Mathematician Marcus du Sautoy was also watching at the time. “I realized that this was a phase-change moment that would have an impact on me in my own creative world,” the Oxford University professor who wrote The Creativity Code about AI and creativity remembers thinking. In his book, du Sautoy explores how AI art, literature and music are opening entirely new dimensions because AI can gather and process data and combine it to create something new faster and more comprehensively than human beings can. Interestingly, machine learning can even be used to make machine artifacts seem humanoid. French collective Obvious, the creative driver behind the fictitious Edmund de Belamy, pitted two algorithms against one another. They fed one, the Generator, 15,000 portraits painted from the 14th to the 20th century the AI then used to constantly generate new portraits. The other algorithm, the Discriminator, was tasked with rejecting any portrait it assessed was created by a machine. The Generator tricked its opponent with Edmund de Belamy when the Discriminator failed to detect the Generator’s role in creating the painting.
The question of ownership
While software is getting to be more and more like human artists in terms of skill and craftsmanship, it has no sense of social, emotional or societal factors, all of which are central driving forces behind creative pursuits. Seen through a sociological lens, it is therefore a cross between a cloudy mirror and a blinkered specialist. No matter how impressive the skills of artificial intelligence may seem, every digitalised discipline seems to hit a wall quite quickly because it is so naïve about anything outside of its set task.

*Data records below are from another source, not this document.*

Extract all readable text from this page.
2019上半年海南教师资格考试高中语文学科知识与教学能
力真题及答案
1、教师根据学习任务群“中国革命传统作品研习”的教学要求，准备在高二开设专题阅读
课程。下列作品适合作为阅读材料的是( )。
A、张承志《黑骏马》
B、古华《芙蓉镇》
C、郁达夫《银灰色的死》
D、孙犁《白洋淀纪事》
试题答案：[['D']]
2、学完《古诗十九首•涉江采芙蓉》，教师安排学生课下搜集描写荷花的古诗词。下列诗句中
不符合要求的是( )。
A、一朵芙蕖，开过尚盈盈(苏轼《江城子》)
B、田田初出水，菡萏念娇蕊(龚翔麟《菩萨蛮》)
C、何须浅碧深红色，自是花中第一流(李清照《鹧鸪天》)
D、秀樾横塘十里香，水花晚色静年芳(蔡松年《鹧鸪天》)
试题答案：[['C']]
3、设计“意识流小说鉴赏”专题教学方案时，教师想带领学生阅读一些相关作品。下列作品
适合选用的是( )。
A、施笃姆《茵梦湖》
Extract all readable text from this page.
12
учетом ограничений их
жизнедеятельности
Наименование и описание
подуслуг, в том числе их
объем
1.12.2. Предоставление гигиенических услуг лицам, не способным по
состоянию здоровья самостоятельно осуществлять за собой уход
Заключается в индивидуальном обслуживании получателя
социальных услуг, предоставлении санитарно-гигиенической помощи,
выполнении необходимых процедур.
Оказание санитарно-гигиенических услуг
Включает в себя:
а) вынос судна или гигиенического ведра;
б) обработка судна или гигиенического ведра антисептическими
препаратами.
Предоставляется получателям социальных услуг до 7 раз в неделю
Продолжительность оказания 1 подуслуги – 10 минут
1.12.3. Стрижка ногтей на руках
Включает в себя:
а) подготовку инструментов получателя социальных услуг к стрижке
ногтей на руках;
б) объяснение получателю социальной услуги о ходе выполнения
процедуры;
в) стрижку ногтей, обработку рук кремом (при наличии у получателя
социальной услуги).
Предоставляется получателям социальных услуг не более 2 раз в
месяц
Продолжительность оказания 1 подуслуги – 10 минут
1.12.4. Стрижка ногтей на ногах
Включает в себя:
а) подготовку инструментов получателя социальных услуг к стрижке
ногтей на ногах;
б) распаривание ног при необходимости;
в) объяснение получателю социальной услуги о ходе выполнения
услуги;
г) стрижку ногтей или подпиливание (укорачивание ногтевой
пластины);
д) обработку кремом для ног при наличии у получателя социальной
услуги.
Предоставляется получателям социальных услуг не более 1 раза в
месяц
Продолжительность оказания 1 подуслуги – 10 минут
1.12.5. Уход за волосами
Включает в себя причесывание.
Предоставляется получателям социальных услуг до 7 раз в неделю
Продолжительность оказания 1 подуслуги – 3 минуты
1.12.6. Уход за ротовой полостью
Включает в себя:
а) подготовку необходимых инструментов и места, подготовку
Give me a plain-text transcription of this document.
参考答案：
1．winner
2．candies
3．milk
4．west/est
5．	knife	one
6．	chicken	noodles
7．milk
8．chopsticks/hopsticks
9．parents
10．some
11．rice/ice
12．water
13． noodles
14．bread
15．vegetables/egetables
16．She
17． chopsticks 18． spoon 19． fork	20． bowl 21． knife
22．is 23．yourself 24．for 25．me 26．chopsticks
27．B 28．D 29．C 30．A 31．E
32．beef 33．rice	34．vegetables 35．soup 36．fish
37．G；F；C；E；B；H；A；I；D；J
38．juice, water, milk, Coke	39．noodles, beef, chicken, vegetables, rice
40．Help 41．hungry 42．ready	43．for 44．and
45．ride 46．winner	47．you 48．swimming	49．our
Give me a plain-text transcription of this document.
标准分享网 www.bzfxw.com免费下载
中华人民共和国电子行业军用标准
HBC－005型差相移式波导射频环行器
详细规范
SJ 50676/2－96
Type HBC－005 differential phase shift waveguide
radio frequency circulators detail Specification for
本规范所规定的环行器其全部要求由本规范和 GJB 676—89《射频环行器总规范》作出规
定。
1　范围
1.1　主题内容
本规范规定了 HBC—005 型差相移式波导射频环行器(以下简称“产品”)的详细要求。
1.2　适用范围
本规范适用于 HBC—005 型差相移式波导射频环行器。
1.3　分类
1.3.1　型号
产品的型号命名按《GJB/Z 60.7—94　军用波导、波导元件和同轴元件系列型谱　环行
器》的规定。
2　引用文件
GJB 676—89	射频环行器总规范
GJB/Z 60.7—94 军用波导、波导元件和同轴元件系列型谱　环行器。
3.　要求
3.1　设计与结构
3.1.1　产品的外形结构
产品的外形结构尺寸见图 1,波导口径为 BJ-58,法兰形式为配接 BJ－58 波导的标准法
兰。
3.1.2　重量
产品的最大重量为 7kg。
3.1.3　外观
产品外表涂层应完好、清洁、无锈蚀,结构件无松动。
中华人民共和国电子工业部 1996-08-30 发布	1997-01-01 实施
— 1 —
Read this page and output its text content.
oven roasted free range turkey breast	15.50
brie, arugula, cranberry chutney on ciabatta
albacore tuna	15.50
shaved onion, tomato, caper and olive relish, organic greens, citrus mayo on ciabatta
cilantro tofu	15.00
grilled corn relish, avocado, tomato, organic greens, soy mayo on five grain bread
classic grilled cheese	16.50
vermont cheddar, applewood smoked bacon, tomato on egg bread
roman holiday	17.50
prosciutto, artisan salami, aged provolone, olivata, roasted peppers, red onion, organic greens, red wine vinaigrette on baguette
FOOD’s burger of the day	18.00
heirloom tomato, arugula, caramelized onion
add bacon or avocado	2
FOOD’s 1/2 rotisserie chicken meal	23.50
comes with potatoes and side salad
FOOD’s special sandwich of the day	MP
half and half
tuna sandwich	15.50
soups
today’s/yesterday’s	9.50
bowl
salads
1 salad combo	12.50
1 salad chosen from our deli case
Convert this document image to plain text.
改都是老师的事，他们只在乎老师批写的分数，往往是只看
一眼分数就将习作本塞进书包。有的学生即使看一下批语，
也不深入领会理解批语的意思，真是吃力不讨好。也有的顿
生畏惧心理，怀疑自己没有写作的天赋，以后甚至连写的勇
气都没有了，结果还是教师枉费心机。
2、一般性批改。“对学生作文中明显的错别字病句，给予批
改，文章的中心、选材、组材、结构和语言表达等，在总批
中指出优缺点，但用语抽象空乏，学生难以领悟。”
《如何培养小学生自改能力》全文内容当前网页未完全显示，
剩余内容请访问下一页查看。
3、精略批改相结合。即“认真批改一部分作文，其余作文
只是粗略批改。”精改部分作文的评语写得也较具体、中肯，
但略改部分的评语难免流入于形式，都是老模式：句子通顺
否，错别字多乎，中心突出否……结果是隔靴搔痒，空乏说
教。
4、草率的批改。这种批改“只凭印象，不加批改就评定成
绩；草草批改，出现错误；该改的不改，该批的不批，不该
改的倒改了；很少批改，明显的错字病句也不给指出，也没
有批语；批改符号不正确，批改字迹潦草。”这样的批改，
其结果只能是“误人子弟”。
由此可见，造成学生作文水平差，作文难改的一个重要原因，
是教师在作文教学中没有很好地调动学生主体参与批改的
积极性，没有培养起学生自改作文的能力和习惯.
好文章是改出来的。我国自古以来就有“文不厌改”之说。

At the moment, du Sautoy says, this is a creative shackle limiting artistic AI: “As people, we can access a whole trove of visual, acoustic and written data and combine these in new and surprising ways. But AI is based on very limited datasets.” In other words, while machines can analyse and process huge amounts of data, their imaginative skills only go as far as the data they are given access to. They cannot draw connections and inferences from experience taken from life and other areas.
This then raises the question of who actually owns the rights to AI generated art: the software, the programmer, or the coder who fed it data and gave it instructions. And then there is the question of any copyrights on the music, drawings or novels the machine was given to learn from.
This question because a very real issue after the AI painting Edmond de Belamy sold for a record sum. The money from the auction went entirely to the Paris Obvious collective who describes its work as a hint “of the parallels between the programming of an algorithm and the expertise that defines an artist’s skill and style.” This angered Robbie Barat, a US artist and developer who had uploaded the algorithm to the net as open-source software for anyone to use and develop. He saw nothing of the money, and neither did any of the tens of thousands of artists whose work formed the data substrate poured into the Edmond de Belamy Generator.
AI is revealing itself as a crack in the door through which light is falling on our human concept of art. After all, the question of who truly created a hit song, a valuable painting or a best-selling book applies equally to human artists. This makes AI-supported or generated art important solely because it has reconfigured the age-old controversy around who or what an artist really is. It might be a cloudy mirror, but it is one in which we can see ourselves just a little bit better. And that alone is a true artistic feat.